The layoffs, applauded by investors, have sapped morale among Sanofi’s researchers and provoked the fury of French politicians. The decision to shut Toulouse in particular shocked local officials because in March the company signed a partnership with the Toulouse-based Claudius Regaud Institute and other government agencies as part of a plan to build a hub for cancer research in the city.
“You cannot sign a partnership on March 29 and announce an opposite strategy on July 5,” said Jean-Louis Chauzy, a former union official who serves as president of the regional council on the economy, social affairs and the environment of the Midi-Pyrenees region, where Toulouse lies. “Sanofi is turning its back on its home country. We cannot accept this pillage. France and Europe cannot allow this to happen.”
Arnaud Montebourg, the government minister mandated to work on job-creation policies, decried the cuts as “abusive” because the company had billions of euros in profit last year.
Viehbacher has been vocal about the need to look outside his company’s walls for the best science. “The reality is, the best people who have great ideas in science don’t want to work for a big company,” he said at a February conference in Raleigh, North Carolina, according to MedCity News. “They want to create their own company.
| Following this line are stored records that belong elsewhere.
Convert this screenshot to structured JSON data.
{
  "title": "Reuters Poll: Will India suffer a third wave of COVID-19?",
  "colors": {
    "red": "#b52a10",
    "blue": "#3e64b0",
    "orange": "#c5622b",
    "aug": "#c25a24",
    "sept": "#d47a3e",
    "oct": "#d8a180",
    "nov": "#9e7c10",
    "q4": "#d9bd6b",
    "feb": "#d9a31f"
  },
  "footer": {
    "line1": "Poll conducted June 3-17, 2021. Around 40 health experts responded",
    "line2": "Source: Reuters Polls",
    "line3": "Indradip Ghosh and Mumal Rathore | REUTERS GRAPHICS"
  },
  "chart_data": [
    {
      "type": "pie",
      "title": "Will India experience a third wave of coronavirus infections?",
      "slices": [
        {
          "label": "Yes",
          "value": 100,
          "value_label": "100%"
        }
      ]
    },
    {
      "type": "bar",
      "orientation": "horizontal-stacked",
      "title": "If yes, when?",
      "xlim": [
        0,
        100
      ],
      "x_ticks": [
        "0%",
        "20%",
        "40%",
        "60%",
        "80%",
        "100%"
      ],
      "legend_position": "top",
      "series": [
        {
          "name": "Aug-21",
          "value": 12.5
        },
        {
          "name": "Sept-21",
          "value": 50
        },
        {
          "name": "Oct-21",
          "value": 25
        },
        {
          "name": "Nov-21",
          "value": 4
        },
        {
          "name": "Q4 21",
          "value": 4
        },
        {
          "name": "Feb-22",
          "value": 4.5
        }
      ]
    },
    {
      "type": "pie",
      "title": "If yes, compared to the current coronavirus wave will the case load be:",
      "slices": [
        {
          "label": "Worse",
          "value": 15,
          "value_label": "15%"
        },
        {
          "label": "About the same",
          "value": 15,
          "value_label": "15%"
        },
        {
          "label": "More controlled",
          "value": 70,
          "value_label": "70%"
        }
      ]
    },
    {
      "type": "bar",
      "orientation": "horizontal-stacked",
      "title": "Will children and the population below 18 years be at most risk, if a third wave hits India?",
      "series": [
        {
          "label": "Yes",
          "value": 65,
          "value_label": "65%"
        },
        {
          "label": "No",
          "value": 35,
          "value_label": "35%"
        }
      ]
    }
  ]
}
If you want to work with the best people, you’re going to have to go outside your own company.”
Labor unions wrote a letter to Sanofi Chairman Serge Weinberg and to the company’s board to protest the comments, said Thierry Bodin, a representative of the CGT union.
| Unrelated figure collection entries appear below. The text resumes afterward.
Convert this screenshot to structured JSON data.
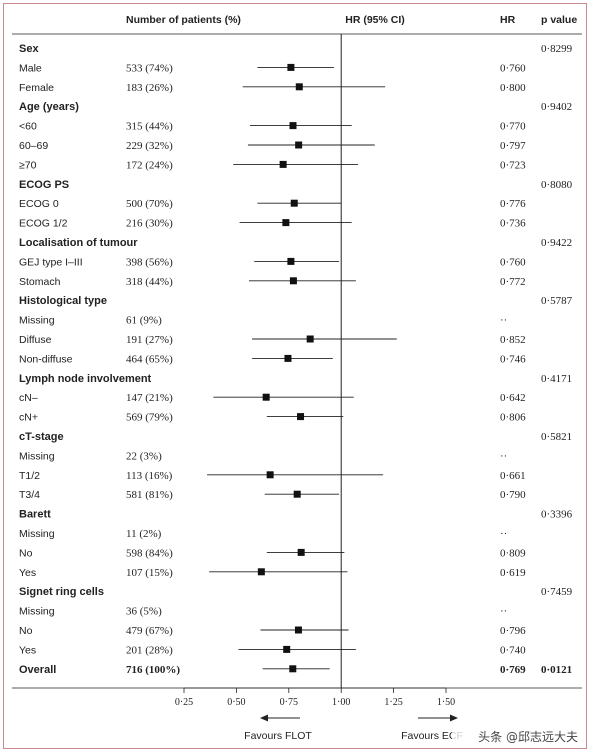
{
  "chart_data": {
    "type": "forest",
    "headers": {
      "patients": "Number of patients (%)",
      "hr_ci": "HR (95% CI)",
      "hr": "HR",
      "p": "p value"
    },
    "xaxis": {
      "range": [
        0.25,
        1.5
      ],
      "ticks": [
        "0·25",
        "0·50",
        "0·75",
        "1·00",
        "1·25",
        "1·50"
      ],
      "ref_line": 1.0
    },
    "favours_left": "Favours FLOT",
    "favours_right": "Favours ECF",
    "rows": [
      {
        "kind": "group",
        "label": "Sex",
        "p": "0·8299"
      },
      {
        "kind": "item",
        "label": "Male",
        "n": "533 (74%)",
        "hr": 0.76,
        "lo": 0.6,
        "hi": 0.965,
        "hr_text": "0·760"
      },
      {
        "kind": "item",
        "label": "Female",
        "n": "183 (26%)",
        "hr": 0.8,
        "lo": 0.53,
        "hi": 1.21,
        "hr_text": "0·800"
      },
      {
        "kind": "group",
        "label": "Age (years)",
        "p": "0·9402"
      },
      {
        "kind": "item",
        "label": "<60",
        "n": "315 (44%)",
        "hr": 0.77,
        "lo": 0.565,
        "hi": 1.05,
        "hr_text": "0·770"
      },
      {
        "kind": "item",
        "label": "60–69",
        "n": "229 (32%)",
        "hr": 0.797,
        "lo": 0.555,
        "hi": 1.16,
        "hr_text": "0·797"
      },
      {
        "kind": "item",
        "label": "≥70",
        "n": "172 (24%)",
        "hr": 0.723,
        "lo": 0.485,
        "hi": 1.08,
        "hr_text": "0·723"
      },
      {
        "kind": "group",
        "label": "ECOG PS",
        "p": "0·8080"
      },
      {
        "kind": "item",
        "label": "ECOG 0",
        "n": "500 (70%)",
        "hr": 0.776,
        "lo": 0.6,
        "hi": 1.0,
        "hr_text": "0·776"
      },
      {
        "kind": "item",
        "label": "ECOG 1/2",
        "n": "216 (30%)",
        "hr": 0.736,
        "lo": 0.515,
        "hi": 1.05,
        "hr_text": "0·736"
      },
      {
        "kind": "group",
        "label": "Localisation of tumour",
        "p": "0·9422"
      },
      {
        "kind": "item",
        "label": "GEJ type I–III",
        "n": "398 (56%)",
        "hr": 0.76,
        "lo": 0.585,
        "hi": 0.99,
        "hr_text": "0·760"
      },
      {
        "kind": "item",
        "label": "Stomach",
        "n": "318 (44%)",
        "hr": 0.772,
        "lo": 0.56,
        "hi": 1.07,
        "hr_text": "0·772"
      },
      {
        "kind": "group",
        "label": "Histological type",
        "p": "0·5787"
      },
      {
        "kind": "item",
        "label": "Missing",
        "n": "61 (9%)",
        "hr": null,
        "hr_text": "··"
      },
      {
        "kind": "item",
        "label": "Diffuse",
        "n": "191 (27%)",
        "hr": 0.852,
        "lo": 0.575,
        "hi": 1.265,
        "hr_text": "0·852"
      },
      {
        "kind": "item",
        "label": "Non-diffuse",
        "n": "464 (65%)",
        "hr": 0.746,
        "lo": 0.575,
        "hi": 0.96,
        "hr_text": "0·746"
      },
      {
        "kind": "group",
        "label": "Lymph node involvement",
        "p": "0·4171"
      },
      {
        "kind": "item",
        "label": "cN–",
        "n": "147 (21%)",
        "hr": 0.642,
        "lo": 0.39,
        "hi": 1.06,
        "hr_text": "0·642"
      },
      {
        "kind": "item",
        "label": "cN+",
        "n": "569 (79%)",
        "hr": 0.806,
        "lo": 0.645,
        "hi": 1.01,
        "hr_text": "0·806"
      },
      {
        "kind": "group",
        "label": "cT-stage",
        "p": "0·5821"
      },
      {
        "kind": "item",
        "label": "Missing",
        "n": "22 (3%)",
        "hr": null,
        "hr_text": "··"
      },
      {
        "kind": "item",
        "label": "T1/2",
        "n": "113 (16%)",
        "hr": 0.661,
        "lo": 0.36,
        "hi": 1.2,
        "hr_text": "0·661"
      },
      {
        "kind": "item",
        "label": "T3/4",
        "n": "581 (81%)",
        "hr": 0.79,
        "lo": 0.635,
        "hi": 0.99,
        "hr_text": "0·790"
      },
      {
        "kind": "group",
        "label": "Barett",
        "p": "0·3396"
      },
      {
        "kind": "item",
        "label": "Missing",
        "n": "11 (2%)",
        "hr": null,
        "hr_text": "··"
      },
      {
        "kind": "item",
        "label": "No",
        "n": "598 (84%)",
        "hr": 0.809,
        "lo": 0.645,
        "hi": 1.015,
        "hr_text": "0·809"
      },
      {
        "kind": "item",
        "label": "Yes",
        "n": "107 (15%)",
        "hr": 0.619,
        "lo": 0.37,
        "hi": 1.03,
        "hr_text": "0·619"
      },
      {
        "kind": "group",
        "label": "Signet ring cells",
        "p": "0·7459"
      },
      {
        "kind": "item",
        "label": "Missing",
        "n": "36 (5%)",
        "hr": null,
        "hr_text": "··"
      },
      {
        "kind": "item",
        "label": "No",
        "n": "479 (67%)",
        "hr": 0.796,
        "lo": 0.615,
        "hi": 1.035,
        "hr_text": "0·796"
      },
      {
        "kind": "item",
        "label": "Yes",
        "n": "201 (28%)",
        "hr": 0.74,
        "lo": 0.51,
        "hi": 1.07,
        "hr_text": "0·740"
      },
      {
        "kind": "overall",
        "label": "Overall",
        "n": "716 (100%)",
        "hr": 0.769,
        "lo": 0.625,
        "hi": 0.945,
        "hr_text": "0·769",
        "p": "0·0121"
      }
    ]
  },
  "watermark": "头条 @邱志远大夫"
}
“Management is doing everything to break up Sanofi’s internal research, to sap the morale of researchers,” Bodin said. “It’s this and the successive job-cut plans that are making our research unproductive, not anything else.”
The Genzyme purchase isn’t the first time a takeover target in the drug industry has helped to reshape the acquirer. After Roche Holding AG’s $46.8 billion purchase of Genentech, the producer of some of the world’s top cancer drugs, scientists from the acquired company took key jobs, Roche’s existing U.S. operations bore the brunt of job cuts and the parent adopted Genentech’s research structure.
Viehbacher, who personally oversaw Genzyme’s integration last year, remains involved in Cambridge, giving speeches to business groups, and is occasionally in touch with former Genzyme executives. In January he was invited to the Genzyme alumni evening while in San Francisco for JPMorgan Chase & Co.’s health-care conference.
Turning Sanofi into a company more similar to Genzyme is still a work in progress, Viehbacher said in March.
“The irony of it is that I attacked Genzyme for months, and the minute the deal was done, I became its staunchest defender,” the CEO said with a smile while sipping a glass of Macallan 18-year-old scotch one evening in March at the bar of a Boston hotel where he stays on trips to Cambridge.